A search strategy was developed to identify primary studies published between 2000–2010. Studies were obtained from multiple electronic databases (CINAHL, Medline, EMBASE, and the Cochrane Database of Systematic Reviews). Searches were supplemented by hand searching and checking the reference lists of included articles. Two independent review authors screened studies for relevance, assessed methodological quality of relevant studies, and extracted data from studies using standardized tools.

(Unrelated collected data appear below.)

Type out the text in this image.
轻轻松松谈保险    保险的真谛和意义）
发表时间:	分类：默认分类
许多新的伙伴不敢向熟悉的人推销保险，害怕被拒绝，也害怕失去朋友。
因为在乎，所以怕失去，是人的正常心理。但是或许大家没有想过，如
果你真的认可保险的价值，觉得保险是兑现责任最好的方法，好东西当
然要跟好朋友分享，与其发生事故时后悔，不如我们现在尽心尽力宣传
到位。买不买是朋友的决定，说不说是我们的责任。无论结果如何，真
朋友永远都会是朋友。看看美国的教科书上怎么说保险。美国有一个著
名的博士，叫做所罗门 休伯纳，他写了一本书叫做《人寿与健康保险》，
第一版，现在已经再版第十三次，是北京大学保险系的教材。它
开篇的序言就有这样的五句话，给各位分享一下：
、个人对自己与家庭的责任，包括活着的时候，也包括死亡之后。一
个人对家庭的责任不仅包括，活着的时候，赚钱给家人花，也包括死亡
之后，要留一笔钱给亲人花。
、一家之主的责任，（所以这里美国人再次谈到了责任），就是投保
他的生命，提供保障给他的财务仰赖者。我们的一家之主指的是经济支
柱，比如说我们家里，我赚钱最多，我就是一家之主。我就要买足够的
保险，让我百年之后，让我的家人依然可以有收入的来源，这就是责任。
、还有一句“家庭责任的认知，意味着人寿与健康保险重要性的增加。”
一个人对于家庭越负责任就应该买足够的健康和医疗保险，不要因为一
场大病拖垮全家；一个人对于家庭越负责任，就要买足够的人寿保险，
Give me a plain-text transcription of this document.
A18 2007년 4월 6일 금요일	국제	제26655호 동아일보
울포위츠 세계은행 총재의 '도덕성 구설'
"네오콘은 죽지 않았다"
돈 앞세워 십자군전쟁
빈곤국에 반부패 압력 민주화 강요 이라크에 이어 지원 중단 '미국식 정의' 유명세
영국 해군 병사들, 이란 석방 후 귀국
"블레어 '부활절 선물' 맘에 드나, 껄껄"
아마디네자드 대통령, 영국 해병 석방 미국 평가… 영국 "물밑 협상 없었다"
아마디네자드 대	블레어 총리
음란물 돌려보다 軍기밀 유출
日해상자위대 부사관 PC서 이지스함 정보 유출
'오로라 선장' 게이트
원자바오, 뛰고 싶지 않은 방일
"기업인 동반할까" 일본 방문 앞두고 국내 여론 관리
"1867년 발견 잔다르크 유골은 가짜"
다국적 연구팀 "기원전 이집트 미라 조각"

After removal of duplicates, the search identified 64, 391 titles related to KT strategies. Following title and abstract review, 346 publications were deemed potentially relevant, of which 5 met all relevance criteria on full text screen. The included publications were of moderate quality and consisted of five primary studies (four randomized controlled trials and one interrupted time series analysis). Results were synthesized narratively. Simple or single KT strategies were shown in some circumstances to be as effective as complex, multifaceted ones when changing practice including tailored and targeted messaging. Multifaceted KT strategies led to changes in knowledge but not practice. Knowledge translation strategies shown to be less effective were passive and included access to registries of pre-processed research evidence or print materials. While knowledge brokering did not have a significant effect generally, results suggested that it did have a positive effect on those organizations that at baseline perceived their organization to place little value on evidence-informed decision making.
No singular KT strategy was shown to be effective in all contexts. Conclusions about interventions cannot be taken on their own without considering the characteristics of the knowledge that was being transferred, providers, participants and organizations.